Shoot ME instead, please1
Not every script is perfect. Even those films labeled "the greatest" may have one or two errors or small problems that are otherwise ignorable. But this film - this film is something different. The dialogue is so bad it made Ed Wood look like David Mamet. The characters are all flat and ridiculous, with acting virtually nonexistant. To top it all off, there are plotholes in this thing you can drive an 18 wheeler through. I loved the part where they claimed that there were no fingerprints at the crime scene even though the assassin left a playing card that she touched with her bare hands.

I think I was supposed to be aroused by this film. I was laughing at it more. One of the main female cops has a mother who's a DA, but her mother looks younger than she does. This didn't help that the daughter was thrown around the screen in scantily clad clothing - sorry, but wrinkly breasts don't do it for me. And did I mention the dialogue in this thing is terrible?
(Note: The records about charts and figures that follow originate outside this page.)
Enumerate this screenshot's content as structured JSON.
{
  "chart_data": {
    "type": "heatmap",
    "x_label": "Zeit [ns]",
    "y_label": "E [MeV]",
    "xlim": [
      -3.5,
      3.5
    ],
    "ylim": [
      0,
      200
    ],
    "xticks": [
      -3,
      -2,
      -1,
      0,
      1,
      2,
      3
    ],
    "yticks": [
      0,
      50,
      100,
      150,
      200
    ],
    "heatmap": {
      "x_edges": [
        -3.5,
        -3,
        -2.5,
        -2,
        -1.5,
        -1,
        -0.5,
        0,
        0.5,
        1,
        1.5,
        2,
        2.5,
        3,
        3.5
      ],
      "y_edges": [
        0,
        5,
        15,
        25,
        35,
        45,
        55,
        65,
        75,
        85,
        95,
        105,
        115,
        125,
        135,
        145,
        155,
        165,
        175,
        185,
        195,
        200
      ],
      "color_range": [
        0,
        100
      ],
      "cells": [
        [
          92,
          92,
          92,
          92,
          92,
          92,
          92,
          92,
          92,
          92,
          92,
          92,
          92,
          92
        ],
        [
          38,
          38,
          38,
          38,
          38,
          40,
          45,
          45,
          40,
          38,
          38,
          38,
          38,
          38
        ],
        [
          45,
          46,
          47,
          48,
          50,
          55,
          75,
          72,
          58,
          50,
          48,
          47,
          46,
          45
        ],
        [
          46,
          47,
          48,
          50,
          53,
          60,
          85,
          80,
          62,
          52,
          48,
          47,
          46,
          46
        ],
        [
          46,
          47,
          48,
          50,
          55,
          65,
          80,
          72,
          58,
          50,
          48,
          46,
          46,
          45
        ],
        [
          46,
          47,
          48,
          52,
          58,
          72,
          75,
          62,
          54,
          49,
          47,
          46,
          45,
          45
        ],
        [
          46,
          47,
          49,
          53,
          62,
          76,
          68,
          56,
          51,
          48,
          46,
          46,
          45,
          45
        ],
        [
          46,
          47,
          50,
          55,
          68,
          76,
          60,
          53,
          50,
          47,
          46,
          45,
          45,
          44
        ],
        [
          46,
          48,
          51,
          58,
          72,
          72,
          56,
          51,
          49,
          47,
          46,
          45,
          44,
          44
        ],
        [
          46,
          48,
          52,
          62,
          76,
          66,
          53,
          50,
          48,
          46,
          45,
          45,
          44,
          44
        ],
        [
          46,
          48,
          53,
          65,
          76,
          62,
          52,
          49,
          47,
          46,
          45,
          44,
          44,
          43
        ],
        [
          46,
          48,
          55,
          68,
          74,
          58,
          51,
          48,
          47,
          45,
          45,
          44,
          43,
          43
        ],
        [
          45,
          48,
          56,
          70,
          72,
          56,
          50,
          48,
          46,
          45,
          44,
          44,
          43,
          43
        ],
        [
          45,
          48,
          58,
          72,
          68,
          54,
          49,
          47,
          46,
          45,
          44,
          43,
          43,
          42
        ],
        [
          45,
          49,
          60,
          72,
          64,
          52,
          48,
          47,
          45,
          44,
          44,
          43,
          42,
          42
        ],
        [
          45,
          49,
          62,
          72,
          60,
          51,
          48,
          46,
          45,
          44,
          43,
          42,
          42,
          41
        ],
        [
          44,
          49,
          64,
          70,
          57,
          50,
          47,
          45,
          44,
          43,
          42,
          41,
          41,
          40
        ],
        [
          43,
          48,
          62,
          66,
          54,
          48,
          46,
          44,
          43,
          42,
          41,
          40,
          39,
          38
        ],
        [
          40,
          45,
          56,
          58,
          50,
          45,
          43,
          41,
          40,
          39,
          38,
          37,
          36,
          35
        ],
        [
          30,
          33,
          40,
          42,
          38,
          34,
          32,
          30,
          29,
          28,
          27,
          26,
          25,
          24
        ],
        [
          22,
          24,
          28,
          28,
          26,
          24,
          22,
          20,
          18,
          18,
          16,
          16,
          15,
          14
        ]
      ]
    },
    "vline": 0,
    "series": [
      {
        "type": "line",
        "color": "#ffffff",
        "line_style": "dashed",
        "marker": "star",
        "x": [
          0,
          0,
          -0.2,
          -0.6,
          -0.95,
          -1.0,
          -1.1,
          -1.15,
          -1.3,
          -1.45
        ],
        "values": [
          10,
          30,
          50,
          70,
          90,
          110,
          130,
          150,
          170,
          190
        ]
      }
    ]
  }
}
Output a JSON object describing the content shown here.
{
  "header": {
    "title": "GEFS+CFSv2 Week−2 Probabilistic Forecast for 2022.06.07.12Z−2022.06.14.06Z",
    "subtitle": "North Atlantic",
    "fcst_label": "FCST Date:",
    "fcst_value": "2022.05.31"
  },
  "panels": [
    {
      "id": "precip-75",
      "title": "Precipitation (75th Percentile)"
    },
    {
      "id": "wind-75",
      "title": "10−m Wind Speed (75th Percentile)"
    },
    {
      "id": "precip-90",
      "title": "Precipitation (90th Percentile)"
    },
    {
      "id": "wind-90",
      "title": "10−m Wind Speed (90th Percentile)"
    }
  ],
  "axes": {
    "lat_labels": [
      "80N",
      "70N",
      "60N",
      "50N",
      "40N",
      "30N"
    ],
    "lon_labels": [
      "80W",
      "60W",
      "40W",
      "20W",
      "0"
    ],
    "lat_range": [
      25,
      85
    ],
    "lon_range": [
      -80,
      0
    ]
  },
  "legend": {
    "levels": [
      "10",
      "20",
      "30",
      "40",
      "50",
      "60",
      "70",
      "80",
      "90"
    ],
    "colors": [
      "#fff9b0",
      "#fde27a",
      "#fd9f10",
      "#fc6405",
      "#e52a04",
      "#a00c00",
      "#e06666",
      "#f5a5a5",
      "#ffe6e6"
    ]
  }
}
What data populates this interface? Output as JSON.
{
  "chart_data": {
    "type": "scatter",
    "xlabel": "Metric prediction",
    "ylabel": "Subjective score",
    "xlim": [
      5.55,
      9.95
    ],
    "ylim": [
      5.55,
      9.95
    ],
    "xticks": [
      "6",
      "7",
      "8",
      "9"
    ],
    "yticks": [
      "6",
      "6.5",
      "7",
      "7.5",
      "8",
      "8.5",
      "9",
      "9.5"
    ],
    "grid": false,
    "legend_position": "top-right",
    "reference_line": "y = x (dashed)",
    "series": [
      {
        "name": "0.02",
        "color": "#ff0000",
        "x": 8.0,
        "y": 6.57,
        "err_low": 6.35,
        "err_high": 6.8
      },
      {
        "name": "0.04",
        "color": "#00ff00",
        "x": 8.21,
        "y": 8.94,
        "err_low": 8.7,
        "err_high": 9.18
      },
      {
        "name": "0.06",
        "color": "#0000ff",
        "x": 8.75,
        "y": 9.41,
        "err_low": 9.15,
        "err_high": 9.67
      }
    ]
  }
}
"Why don't you settle down, have some babies or something?"
"I guess some people just aren't cut out for that sort of thing."
"Yeah, I guess not."

...uh...what?

"I want this area sealed off, we got some new developments."
"Where are Donna and Shane?"
"We got some new developments too."

Remind me why Hollywood is a competitive market again?

Do not watch. Really. Some of you nerds out there might be thinking this will be a fun film to watch to fill that empty shell where a socially progressive person is supposed to be, but be warned that is only if you get aroused by your college friend's mother.